Al Qaeda goes with terror on the cheap

Washington Post:

Since the Sept. 11, 2001, attacks, al-Qaeda has increasingly turned to local cells that run extremely low-cost operations and generate cash through criminal scams, bypassing the global financial dragnet set up by the United States and Europe.

Although al-Qaeda spent an estimated $500,000 to plan and execute the Sept. 11 attacks, many of the group's bombings and assaults since then in Europe, North Africa and Southeast Asia have cost one-tenth as much, or less.

The cheap plots are evidence that the U.S. government and its allies fundamentally miscalculated in assuming they could defeat the network by hunting for wealthy financiers and freezing bank accounts, according to many U.S. and European counterterrorism officials.

In an ongoing trial here of eight men accused of planning to blow up airliners bound for the United States two years ago, jurors have been told how the accused shopped at drugstores for ingredients to build bombs that would have cost $15 apiece to assemble.
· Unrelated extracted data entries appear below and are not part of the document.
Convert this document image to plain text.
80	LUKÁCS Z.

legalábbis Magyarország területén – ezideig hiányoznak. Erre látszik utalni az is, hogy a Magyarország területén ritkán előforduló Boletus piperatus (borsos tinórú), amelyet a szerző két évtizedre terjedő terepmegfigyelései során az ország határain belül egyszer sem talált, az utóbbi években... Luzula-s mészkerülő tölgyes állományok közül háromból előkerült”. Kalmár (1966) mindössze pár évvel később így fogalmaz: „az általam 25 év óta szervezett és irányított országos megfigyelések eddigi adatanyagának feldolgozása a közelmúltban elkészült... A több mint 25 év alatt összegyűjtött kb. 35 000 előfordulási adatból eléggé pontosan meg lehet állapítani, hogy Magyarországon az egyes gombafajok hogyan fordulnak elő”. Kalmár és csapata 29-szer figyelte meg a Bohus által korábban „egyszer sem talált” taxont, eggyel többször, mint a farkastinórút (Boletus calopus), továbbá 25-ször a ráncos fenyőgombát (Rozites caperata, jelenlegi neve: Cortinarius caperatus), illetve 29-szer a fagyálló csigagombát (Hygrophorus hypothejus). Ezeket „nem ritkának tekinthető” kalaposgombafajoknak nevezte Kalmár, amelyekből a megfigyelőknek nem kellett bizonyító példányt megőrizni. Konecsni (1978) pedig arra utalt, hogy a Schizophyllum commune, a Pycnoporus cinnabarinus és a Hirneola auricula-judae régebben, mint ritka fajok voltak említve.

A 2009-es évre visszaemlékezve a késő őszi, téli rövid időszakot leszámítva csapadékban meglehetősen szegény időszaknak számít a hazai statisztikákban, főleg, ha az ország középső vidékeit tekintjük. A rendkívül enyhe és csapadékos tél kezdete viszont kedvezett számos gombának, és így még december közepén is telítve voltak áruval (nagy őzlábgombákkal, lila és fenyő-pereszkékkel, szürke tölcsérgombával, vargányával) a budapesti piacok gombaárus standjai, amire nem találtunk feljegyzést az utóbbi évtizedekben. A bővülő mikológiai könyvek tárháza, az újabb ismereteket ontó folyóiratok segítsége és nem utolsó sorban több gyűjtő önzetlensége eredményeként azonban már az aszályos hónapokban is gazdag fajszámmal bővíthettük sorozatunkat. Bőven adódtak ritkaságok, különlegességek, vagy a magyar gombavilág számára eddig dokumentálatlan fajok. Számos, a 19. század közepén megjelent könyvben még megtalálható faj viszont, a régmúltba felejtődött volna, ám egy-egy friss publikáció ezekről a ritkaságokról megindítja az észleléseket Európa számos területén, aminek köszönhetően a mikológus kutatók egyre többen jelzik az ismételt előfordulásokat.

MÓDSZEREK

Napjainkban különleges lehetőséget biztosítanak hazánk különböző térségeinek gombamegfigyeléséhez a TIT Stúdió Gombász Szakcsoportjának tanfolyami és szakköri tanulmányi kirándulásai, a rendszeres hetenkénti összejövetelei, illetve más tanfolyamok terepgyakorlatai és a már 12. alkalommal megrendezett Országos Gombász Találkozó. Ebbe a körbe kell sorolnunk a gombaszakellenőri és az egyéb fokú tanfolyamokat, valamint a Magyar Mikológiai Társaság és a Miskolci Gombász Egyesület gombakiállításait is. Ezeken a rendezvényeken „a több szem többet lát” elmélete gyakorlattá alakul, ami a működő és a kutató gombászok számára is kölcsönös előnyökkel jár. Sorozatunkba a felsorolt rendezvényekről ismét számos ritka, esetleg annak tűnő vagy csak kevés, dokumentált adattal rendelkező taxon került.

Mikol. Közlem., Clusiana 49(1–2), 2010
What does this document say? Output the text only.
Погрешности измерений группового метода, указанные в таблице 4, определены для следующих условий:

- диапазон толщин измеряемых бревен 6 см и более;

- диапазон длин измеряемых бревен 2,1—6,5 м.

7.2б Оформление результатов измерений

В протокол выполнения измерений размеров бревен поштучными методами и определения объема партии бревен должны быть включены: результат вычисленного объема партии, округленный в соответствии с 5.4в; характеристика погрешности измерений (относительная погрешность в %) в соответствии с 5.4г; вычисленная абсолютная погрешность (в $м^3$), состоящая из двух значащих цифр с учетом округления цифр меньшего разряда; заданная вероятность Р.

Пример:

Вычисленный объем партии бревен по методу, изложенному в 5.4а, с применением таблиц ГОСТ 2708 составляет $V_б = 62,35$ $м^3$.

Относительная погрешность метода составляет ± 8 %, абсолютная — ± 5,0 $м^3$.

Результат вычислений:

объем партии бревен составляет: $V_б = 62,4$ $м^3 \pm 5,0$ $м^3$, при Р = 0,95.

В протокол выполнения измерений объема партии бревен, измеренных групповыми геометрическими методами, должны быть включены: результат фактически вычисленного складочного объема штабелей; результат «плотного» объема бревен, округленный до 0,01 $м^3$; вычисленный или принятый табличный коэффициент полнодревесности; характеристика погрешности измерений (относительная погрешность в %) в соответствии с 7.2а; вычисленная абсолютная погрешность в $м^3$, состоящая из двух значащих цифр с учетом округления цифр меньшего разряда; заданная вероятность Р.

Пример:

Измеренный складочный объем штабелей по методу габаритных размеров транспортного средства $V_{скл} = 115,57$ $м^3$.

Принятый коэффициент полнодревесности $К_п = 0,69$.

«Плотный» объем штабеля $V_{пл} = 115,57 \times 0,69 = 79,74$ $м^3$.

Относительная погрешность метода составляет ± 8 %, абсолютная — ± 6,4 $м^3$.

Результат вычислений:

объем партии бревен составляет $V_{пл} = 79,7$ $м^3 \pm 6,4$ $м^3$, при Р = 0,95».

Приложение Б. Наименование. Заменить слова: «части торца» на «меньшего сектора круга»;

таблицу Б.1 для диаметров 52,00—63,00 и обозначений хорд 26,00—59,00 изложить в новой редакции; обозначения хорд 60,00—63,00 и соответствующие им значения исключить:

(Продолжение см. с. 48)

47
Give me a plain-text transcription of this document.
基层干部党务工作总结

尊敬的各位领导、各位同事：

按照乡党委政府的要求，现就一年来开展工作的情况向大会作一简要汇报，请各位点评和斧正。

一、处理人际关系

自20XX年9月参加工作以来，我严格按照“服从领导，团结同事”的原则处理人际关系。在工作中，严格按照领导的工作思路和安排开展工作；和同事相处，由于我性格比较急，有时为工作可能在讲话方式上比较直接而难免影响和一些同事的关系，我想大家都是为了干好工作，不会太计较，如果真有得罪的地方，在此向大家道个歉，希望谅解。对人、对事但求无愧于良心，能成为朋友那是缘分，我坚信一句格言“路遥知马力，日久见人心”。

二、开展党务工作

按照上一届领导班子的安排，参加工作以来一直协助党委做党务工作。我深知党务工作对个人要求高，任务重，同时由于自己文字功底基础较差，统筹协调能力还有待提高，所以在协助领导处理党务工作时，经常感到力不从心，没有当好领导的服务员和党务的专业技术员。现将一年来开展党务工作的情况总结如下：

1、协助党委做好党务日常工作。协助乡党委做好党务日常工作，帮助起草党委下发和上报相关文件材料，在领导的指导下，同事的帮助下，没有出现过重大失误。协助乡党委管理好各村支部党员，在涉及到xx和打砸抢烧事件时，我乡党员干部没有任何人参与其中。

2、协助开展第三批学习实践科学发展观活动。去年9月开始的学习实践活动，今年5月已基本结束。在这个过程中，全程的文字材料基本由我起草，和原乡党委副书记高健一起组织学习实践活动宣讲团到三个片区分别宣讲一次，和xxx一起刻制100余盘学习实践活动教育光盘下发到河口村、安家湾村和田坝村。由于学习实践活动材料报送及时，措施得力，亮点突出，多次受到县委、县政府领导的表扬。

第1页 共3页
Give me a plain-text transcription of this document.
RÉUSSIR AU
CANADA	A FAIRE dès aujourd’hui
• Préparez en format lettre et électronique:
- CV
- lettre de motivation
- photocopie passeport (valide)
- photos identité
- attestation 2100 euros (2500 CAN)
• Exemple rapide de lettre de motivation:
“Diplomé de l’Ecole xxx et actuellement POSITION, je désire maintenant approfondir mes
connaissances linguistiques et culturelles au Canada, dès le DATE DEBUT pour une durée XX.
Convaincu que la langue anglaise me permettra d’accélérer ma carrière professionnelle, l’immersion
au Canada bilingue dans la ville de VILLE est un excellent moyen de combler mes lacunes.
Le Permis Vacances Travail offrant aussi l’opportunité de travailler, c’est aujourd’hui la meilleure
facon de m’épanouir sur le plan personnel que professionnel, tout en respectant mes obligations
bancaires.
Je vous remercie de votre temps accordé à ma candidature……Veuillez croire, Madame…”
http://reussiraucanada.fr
Similarly, the cell responsible for the July 7, 2005, transit bombings in London needed only about $15,000 to finance the entire conspiracy, including the cost of airfare to Pakistan to consult with al-Qaeda supervisors, according to official British government probes.

...

I think the so called expert gets it just backwards. It is the success of our efforts to interdict terrorist finance that has forced al Qaeda to have to scrimp and make do with what they can get in a back back.

Gone are the days when bin Laden could finance the African embassy bombings, the Cole bombing or the attacks of 9-11. He now has to make do with human ordinance that is giving him a much smaller bang for his limited bucks. The organization has been scrimping for some time now and was even having to beg its Iraq affiliate for money, before that operation failed.